Lake Eyre in FloodWednesday, 29 May 2019
Lake Eyre is in flood, it happens when huge rains – like from Cyclone Trevor in Queensland in early 2019 – the water heads south-west towards the vast salt lake. Click here for the weather bureau’s story on this year’s floods. I wrote about the process in 2017, writing about Paul Lockyer’s book Lake Eyre: Water coming in to the lake takes a long time to get there, rivers have to fill, waterholes have to flood, it’s a step by step process that gradually gets the water there. Then it comes alive, suddenly frogs, fish, crustaceans which have laid dormant since the last flood come to life. Birds appear, somehow the message gets out that the lake is alive and waterbirds – particularly pelicans – flock in from all over Australia and further afield. Even the Lake Eyre Yacht Club comes alive and its sailors flock to the lake. Then the inflow stops, the lake dries and the desert reappears.

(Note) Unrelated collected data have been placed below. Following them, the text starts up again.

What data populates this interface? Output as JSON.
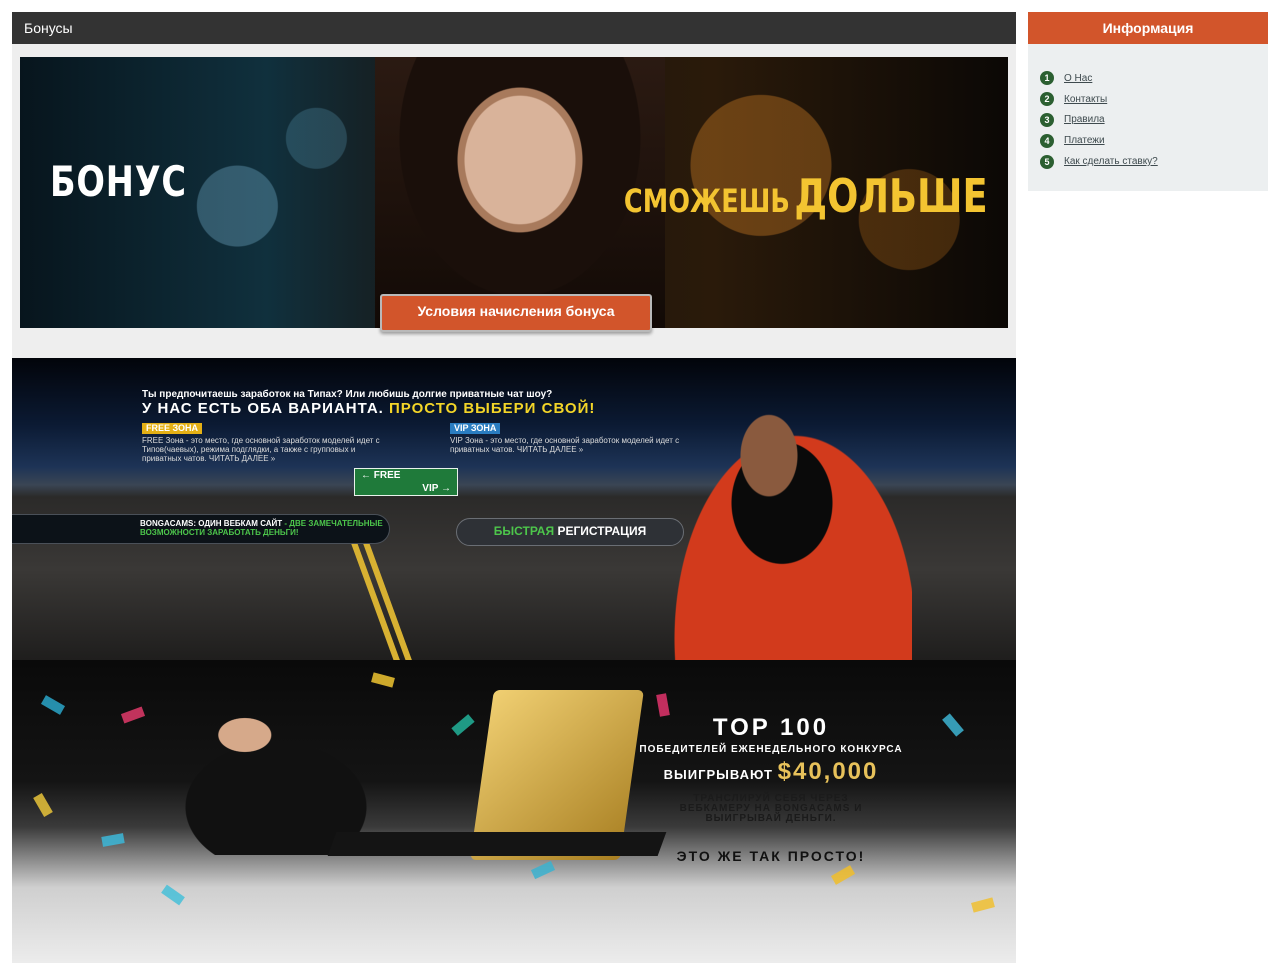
{
  "main": {
    "section_title": "Бонусы",
    "bonus_banner": {
      "word": "БОНУС",
      "slogan_small": "СМОЖЕШЬ",
      "slogan_big": "ДОЛЬШЕ",
      "terms_button": "Условия начисления бонуса"
    },
    "road_banner": {
      "question": "Ты предпочитаешь заработок на Типах? Или любишь долгие приватные чат шоу?",
      "headline": "У НАС ЕСТЬ ОБА ВАРИАНТА.",
      "headline_highlight": "ПРОСТО ВЫБЕРИ СВОЙ!",
      "free_tag": "FREE ЗОНА",
      "free_text": "FREE Зона - это место, где основной заработок моделей идет с Типов(чаевых), режима подглядки, а также с групповых и приватных чатов. ЧИТАТЬ ДАЛЕЕ »",
      "vip_tag": "VIP ЗОНА",
      "vip_text": "VIP Зона - это место, где основной заработок моделей идет с приватных чатов. ЧИТАТЬ ДАЛЕЕ »",
      "sign_free": "← FREE",
      "sign_vip": "VIP →",
      "left_pill": "BONGACAMS: ОДИН ВЕБКАМ САЙТ",
      "left_pill_green": "- ДВЕ ЗАМЕЧАТЕЛЬНЫЕ ВОЗМОЖНОСТИ ЗАРАБОТАТЬ ДЕНЬГИ!",
      "reg_green": "БЫСТРАЯ",
      "reg_white": "РЕГИСТРАЦИЯ"
    },
    "laptop_banner": {
      "title": "TOP 100",
      "subtitle": "ПОБЕДИТЕЛЕЙ ЕЖЕНЕДЕЛЬНОГО КОНКУРСА",
      "win_label": "ВЫИГРЫВАЮТ",
      "prize": "$40,000",
      "stream": "ТРАНСЛИРУЙ СЕБЯ ЧЕРЕЗ\nВЕБКАМЕРУ НА BONGACAMS И\nВЫИГРЫВАЙ ДЕНЬГИ.",
      "easy": "ЭТО ЖЕ ТАК ПРОСТО!"
    }
  },
  "sidebar": {
    "title": "Информация",
    "items": [
      {
        "num": "1",
        "label": "О Нас"
      },
      {
        "num": "2",
        "label": "Контакты"
      },
      {
        "num": "3",
        "label": "Правила"
      },
      {
        "num": "4",
        "label": "Платежи"
      },
      {
        "num": "5",
        "label": "Как сделать ставку?"
      }
    ]
  },
  "colors": {
    "accent": "#d2552b",
    "header_dark": "#333333",
    "number_badge": "#2b5f31",
    "highlight_yellow": "#f3d528"
  }
}
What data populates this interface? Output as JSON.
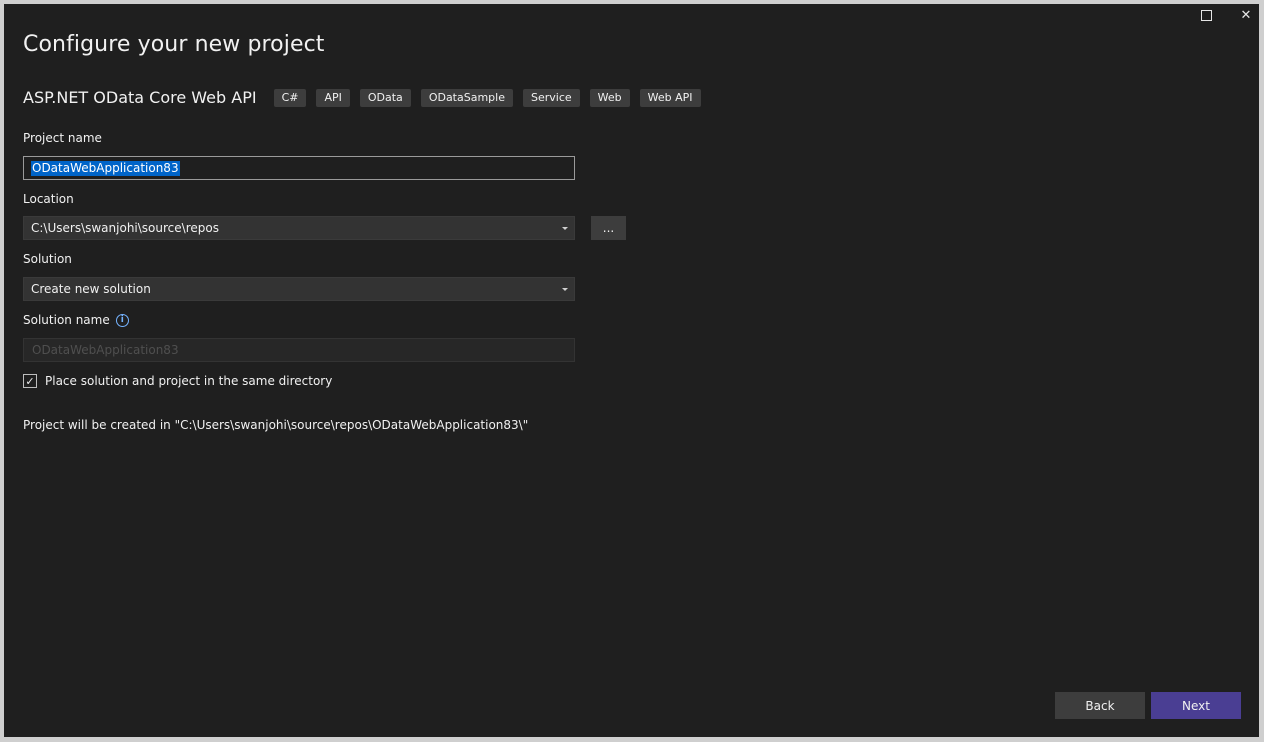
{
  "window": {
    "title": "Configure your new project",
    "maximize_icon": "maximize-icon",
    "close_glyph": "✕"
  },
  "template": {
    "name": "ASP.NET OData Core Web API",
    "tags": [
      "C#",
      "API",
      "OData",
      "ODataSample",
      "Service",
      "Web",
      "Web API"
    ]
  },
  "project_name": {
    "label": "Project name",
    "value": "ODataWebApplication83"
  },
  "location": {
    "label": "Location",
    "value": "C:\\Users\\swanjohi\\source\\repos",
    "browse_label": "..."
  },
  "solution": {
    "label": "Solution",
    "value": "Create new solution"
  },
  "solution_name": {
    "label": "Solution name",
    "info_glyph": "i",
    "value": "ODataWebApplication83"
  },
  "same_directory": {
    "label": "Place solution and project in the same directory",
    "checked": true,
    "check_glyph": "✓"
  },
  "path_message": "Project will be created in \"C:\\Users\\swanjohi\\source\\repos\\ODataWebApplication83\\\"",
  "footer": {
    "back_label": "Back",
    "next_label": "Next"
  },
  "colors": {
    "background": "#1f1f1f",
    "accent": "#4a3e93",
    "selection": "#0064c8",
    "info": "#75b3ff"
  }
}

So on the weekend of 25-26 May I joined a small group with Kirkhope Aviation to visit Lake Eyre and fly over the flooded lake. I’ve seen it before, in 1993 Maureen and I drove down the Oodnadatta Track to William Creek, the jumping off point for visiting the lake. At that time it was completely dry, but we drove out to the edge of the salt lake. Seven years later in 2000 I was there again with travelling companion Don Whitford, but this time it was in flood and we drove out to the lake edge, but also took a flightseeing trip across the lake from William Creek. The tiny settlement’s airstrip was crowded with light aircraft taking visitors out for a look.
▲ This time we flew from Melbourne, via Mildura and Rawnsley Park in the Flinders Ranges and then on past Marree Man, an Australian version of those huge chalk figures of southern England, except this geoglyph is 2.7km tall, much bigger than any English chalk figure. Also known as Stuart’s Giant it seems to have been created in 1998, but nobody knows who did it. It’s been the subject of disputes over ownership, since it’s on indigenous land, but exactly whose? And is it graffiti, environmental vandalism, or what? Whatever the story it was worked over with a grader in 2016 so it’s going to be there for some time.
▲ At William Creek we checked in to the William Creek Hotel, not much changed from my earlier visits
▲ We took off from William Creek in a local flightseeing aircraft as a westbound truck trailed a dust cloud into the town. In 2011 a new airstrip was opened at William Creek, the dirt airstrip from my visit in 2000 has become a real little airport and we were told there were currently 26 pilots station at William Creek for all the tourists.
▲ Our local flight took us south over the Anna Creek Station to the Painted Hills, they reminded me of the Kalahari in Bostwana. ‘No,’ Maureen said, ‘Lo Manthang in the north of Nepal, near the border with Tibet.’
▲ The next day we flew out over Lake Eyre North, this is Silcrete Island, one of the ‘ephemeral islands’ that appear when the lake is in flood. I’ve got an Ephemeral Islands on Lake Eyre chapter in my book Islands of Australia coming from the National Library in October.